Eine zweite kurze Bemerkung noch. Mir liegt gegenwärtig eine Zusammenstellung vor, was der Bund tatsächlich für Berlin getan hat und wie hoch die Steuereinnahmen nach Vollzug des Finanzausgleichs in den einzelnen Ländern und in Berlin waren. Vergleichen wir das steuerschwächste Land Rheinland-Pfalz und das steuerstärkste Land Hamburg mit der Stadt Berlin, so ergeben sich für die beiden letzten Rechnungsjahre 1954 und 1955 folgende Zahlen: In Rheinland-Pfalz betrugen die Steuereinnahmen nach Durchführung des Finanzausgleichs in DM je Einwohner 140,03 DM, in Hamburg 313,70 DM und in Berlin 513,49 DM. Für 1955 würden die entsprechenden Zahlen lauten: für Rheinland-Pfalz 161,82 DM, für Hamburg 292,56 DM und für Berlin 530 DM. Soviel würde das Steueraufkommen je Einwohner nach Durchführung des Finanzausgleichs betragen. Der Bund kennt somit seine Pflicht und Schuldigkeit, und man hat hier ja auch von verschiedenen Seiten dem Bund gegenüber den Dank für das ausgesprochen, was er bisher geleistet hat. Auch der Bundestag weiß, was er der Hauptstadt Berlin schuldig ist; er hat diese Pflicht erfüllt. Schlichte Worte des Dankes hat auch Herr Kollege Brandt bei Begründung der Großen Anfrage gesprochen.
Wenn ich noch kurz eine Bemerkung zu dem Antrag Drucksache 710 machen darf: Unsererseits bestehen keine Bedenken, diesen Antrag anzunehmen.
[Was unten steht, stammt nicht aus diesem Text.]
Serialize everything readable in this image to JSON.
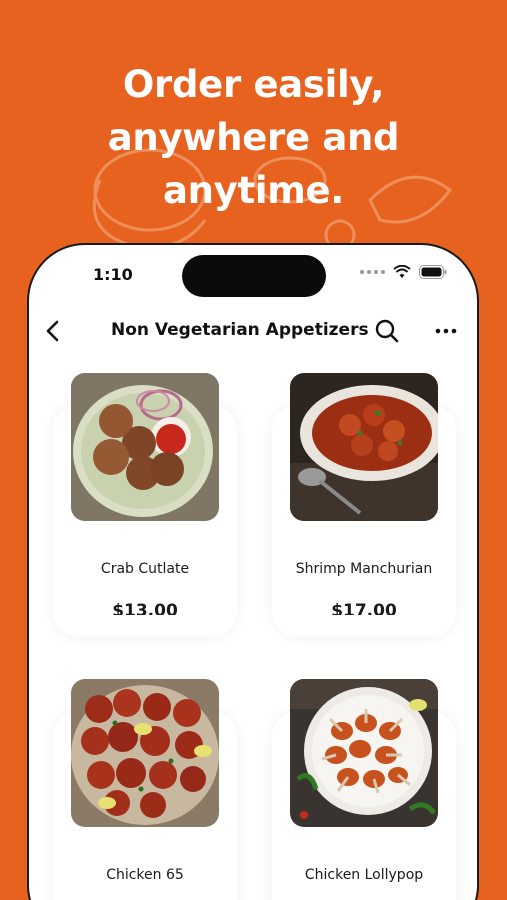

Allerdings hat er sinnvolle Bedeutung nur in Verbindung mit dem Gesetzentwurf Drucksache 1706.
Namens meiner Freunde stelle ich den Antrag, den Gesetzentwurf Drucksache 1706 dem Ausschuß für Finanz- und Steuerfragen als federführendem Ausschuß, dem Haushaltsausschuß zur Mitberatung, den Antrag Drucksache 1710 dem Haushaltsausschuß, den Gesetzentwurf Drucksache 1707 dem Ausschuß für Wirtschaftspolitik und den Antrag Drucksache 1690 dem Haushaltsausschuß zu überweisen.